The **Guard** is a DDImage utility class defined in the DDImage **Thread.h** header. It's used to lock all other threads attempting to gain sole access to the **_lock** boolean, thus preventing them doing anything until that guard is released when it goes out of scope.

In this circumstance we then use the first engine thread pull the whole input image to find the highest value to use for our normalise calculation.  Instead of using a **Tile** we pull each **Row** out one at a time looping through the entire input image.

Before we fetch each **Row** however we add an interesting call that creates an **Interest** object.
   
.. code-block:: c

  Interest interest( input0(), fx, fy, fr, ft, readChannels, true );
  interest.unlock();
  
An **Interest** object is very similar to a **Tile** in that it locks an area of pixels into the NUKE Row cache.  The main difference being is it locks the area into the cache, but it does not fill the cache straight away during the constructor like **Tile**. 

The final argument to **Interest** is interesting too.  Here we are setting the multi-thread flag to *true*.  What this does it start up some threads that will background fill the cache for the interest area.  The reason we are doing this is we have effectivly made NUKE single threaded by locking out all the render threads in our engine call.  Without this flag, we would have to fetch the input Rows one at a time from our single thread.  With this flag the input cache is being filled by multiple threads.

.. note::
   Both **Interest** and **Tile** have a multi-thread flag for their constructor to fill the cache from multiple threads.  **Never use this option unless you have locked all the render threads in engine like this example**.   Usually when the engine call is not locked Interests or Tiles overlap and other render threads are filling the cache effectively making the calls already multi-threaded.  Adding this multi-thread option in this case will severely degrade performance as multiple threads fight for access to the cache.
   
Finally after the **Interest** is created we call 'unlock' on it.  This says to NUKE that if memory runs low it can still free lines from the cache if required.  In this case the **Interest** is more of a hint that we want NUKE to keep those rows in cache because we will access them all, *but* its not critical we need the whole interest area at once in memory.  

With these optimsations, the Normalise example here can still effectivily Normalise very large image sizes even though it requires the whole input image in the first engine call.

.. note::
    
   Accessing the entire image involves precalculating the entire source image before work can begin on calculating the target image.
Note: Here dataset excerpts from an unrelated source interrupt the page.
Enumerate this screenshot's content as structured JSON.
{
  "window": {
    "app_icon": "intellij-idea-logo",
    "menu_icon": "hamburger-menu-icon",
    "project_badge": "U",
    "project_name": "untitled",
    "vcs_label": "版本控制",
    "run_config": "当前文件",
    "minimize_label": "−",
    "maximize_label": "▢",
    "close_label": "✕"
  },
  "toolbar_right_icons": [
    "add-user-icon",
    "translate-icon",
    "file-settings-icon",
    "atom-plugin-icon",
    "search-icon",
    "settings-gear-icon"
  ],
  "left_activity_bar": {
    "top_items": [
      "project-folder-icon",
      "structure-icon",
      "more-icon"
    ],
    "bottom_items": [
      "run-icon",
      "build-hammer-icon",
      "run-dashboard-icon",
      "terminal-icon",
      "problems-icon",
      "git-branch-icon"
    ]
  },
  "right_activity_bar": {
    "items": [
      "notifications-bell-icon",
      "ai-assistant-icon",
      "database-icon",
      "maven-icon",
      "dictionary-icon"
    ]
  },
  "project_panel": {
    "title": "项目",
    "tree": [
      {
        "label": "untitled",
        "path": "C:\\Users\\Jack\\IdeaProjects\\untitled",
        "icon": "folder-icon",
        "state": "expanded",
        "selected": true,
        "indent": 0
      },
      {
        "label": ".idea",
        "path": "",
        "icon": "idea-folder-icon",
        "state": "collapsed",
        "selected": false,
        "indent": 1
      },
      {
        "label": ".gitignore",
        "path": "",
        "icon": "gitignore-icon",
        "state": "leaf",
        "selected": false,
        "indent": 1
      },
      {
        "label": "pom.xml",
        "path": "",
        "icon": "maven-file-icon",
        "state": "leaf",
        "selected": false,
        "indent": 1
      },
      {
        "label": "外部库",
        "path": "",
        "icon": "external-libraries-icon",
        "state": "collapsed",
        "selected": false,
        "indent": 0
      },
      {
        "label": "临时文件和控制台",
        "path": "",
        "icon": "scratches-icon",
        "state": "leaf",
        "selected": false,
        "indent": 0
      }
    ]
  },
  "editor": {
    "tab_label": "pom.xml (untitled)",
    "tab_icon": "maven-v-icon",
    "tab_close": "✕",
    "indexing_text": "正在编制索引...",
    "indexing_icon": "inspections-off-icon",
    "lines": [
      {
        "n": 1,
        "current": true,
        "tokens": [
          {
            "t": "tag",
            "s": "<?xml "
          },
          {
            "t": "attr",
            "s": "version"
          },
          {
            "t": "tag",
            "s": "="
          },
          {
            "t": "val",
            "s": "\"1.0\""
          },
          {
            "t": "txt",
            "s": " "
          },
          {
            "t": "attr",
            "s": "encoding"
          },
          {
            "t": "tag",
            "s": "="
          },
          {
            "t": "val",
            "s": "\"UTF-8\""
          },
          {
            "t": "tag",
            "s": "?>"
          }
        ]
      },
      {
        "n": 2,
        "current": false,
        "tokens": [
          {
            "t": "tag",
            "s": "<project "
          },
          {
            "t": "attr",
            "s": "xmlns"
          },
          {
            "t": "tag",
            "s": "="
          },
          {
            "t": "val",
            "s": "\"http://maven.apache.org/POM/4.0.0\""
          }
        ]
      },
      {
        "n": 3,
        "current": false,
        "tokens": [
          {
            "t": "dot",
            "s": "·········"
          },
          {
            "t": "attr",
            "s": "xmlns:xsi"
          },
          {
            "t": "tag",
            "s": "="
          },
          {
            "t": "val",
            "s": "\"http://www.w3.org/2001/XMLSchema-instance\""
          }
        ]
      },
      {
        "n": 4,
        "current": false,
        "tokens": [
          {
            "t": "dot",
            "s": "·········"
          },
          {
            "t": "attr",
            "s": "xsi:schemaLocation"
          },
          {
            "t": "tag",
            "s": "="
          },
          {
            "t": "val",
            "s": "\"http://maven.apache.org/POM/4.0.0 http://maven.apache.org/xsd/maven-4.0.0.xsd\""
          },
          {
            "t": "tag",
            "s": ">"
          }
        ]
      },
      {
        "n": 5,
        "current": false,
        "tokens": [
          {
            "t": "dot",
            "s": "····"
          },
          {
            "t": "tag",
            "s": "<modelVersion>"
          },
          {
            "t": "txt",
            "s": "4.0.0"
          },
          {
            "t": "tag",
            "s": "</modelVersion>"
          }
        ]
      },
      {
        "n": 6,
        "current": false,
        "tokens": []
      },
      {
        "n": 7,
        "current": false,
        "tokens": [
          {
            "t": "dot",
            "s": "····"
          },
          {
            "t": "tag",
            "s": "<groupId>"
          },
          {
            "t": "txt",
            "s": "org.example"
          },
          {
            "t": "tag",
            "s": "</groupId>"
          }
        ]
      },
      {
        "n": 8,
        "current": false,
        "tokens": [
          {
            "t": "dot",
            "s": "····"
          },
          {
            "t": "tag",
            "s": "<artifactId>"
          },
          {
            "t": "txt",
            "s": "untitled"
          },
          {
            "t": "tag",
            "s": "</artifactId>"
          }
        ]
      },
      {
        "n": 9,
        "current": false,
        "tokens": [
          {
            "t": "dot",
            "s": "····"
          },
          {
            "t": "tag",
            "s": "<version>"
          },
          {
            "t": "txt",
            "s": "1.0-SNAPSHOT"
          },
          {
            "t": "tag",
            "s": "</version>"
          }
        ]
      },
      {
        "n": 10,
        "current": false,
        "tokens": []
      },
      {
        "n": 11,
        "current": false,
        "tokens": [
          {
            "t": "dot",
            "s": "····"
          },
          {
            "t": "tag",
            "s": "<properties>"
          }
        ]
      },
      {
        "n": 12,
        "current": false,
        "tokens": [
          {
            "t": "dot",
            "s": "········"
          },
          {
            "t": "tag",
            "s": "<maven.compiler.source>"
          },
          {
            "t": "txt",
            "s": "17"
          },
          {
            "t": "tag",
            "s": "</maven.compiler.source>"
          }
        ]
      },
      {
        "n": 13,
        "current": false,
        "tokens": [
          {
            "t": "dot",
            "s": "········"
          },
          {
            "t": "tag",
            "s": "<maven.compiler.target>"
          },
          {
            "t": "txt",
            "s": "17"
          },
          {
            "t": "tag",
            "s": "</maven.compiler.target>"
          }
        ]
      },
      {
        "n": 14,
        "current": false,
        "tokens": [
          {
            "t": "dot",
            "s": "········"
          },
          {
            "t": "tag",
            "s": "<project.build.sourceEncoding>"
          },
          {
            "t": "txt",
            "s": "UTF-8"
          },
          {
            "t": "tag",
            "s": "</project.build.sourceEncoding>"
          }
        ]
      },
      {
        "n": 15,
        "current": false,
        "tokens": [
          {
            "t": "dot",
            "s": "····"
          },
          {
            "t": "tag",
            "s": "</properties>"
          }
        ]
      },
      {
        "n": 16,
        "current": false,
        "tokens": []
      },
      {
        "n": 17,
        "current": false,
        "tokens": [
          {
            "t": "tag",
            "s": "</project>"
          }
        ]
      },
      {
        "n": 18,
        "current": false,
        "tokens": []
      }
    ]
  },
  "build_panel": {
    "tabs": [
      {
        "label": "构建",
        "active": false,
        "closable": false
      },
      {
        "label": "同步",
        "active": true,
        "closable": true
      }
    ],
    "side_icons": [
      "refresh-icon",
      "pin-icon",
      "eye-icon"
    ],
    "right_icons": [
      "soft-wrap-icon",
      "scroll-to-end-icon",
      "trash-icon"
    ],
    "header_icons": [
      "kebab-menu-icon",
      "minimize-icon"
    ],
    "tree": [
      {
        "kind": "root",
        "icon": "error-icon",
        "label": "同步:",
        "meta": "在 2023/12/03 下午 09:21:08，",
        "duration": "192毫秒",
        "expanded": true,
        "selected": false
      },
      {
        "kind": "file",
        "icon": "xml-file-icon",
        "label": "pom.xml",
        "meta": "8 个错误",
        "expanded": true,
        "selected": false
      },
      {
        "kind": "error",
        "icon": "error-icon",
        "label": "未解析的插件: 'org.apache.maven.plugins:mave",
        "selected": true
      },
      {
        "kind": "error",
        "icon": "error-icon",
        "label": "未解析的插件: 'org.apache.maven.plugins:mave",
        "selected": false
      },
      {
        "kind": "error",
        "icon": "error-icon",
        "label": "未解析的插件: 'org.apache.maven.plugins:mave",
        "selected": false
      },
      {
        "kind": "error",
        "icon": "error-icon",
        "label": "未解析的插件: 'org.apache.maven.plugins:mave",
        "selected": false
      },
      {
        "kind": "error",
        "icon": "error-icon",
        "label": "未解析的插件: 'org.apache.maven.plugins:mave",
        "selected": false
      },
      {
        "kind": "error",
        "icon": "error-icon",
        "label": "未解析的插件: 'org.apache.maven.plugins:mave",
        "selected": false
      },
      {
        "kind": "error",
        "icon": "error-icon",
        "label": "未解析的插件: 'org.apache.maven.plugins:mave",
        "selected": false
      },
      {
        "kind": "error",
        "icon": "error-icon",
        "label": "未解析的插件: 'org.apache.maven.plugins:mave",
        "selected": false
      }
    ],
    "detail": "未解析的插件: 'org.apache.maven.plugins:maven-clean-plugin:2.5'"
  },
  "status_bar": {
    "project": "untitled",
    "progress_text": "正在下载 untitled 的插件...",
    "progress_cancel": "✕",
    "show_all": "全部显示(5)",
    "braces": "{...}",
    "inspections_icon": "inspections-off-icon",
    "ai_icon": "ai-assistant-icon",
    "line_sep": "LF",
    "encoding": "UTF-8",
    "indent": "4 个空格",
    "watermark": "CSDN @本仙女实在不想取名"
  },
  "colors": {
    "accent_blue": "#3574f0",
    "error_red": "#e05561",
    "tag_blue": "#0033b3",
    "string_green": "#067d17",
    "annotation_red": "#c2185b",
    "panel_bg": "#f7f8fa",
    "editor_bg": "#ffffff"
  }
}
This means that the op can have both a large memory footprint, and will form a breakage in the scanline processing architecture, thus in many circumstances appearing 'slow' to users in the interface. If your algorithm can be refactored to not rely on the entire source image then it should.
   

.. TODO: Sample Calls & Pixels in NUKE: Building IDistort

Exercise: Build a Median Node
---------------------------

Now lets take what we've covered so far in this section and apply it. For this exercise, take the SimpleBlur.cpp source code in the NDK, get it building, then:

* Change its name to SimpleMedian, and ensure it can be created in the DAG.
* Add a knob to the node to control the Median size
* Amend the engine to find the median value of the Tile and set the output Pixel as required.
* Amend the help and tooltip text to reflect this.
* Relax with a satisfying pint of beer.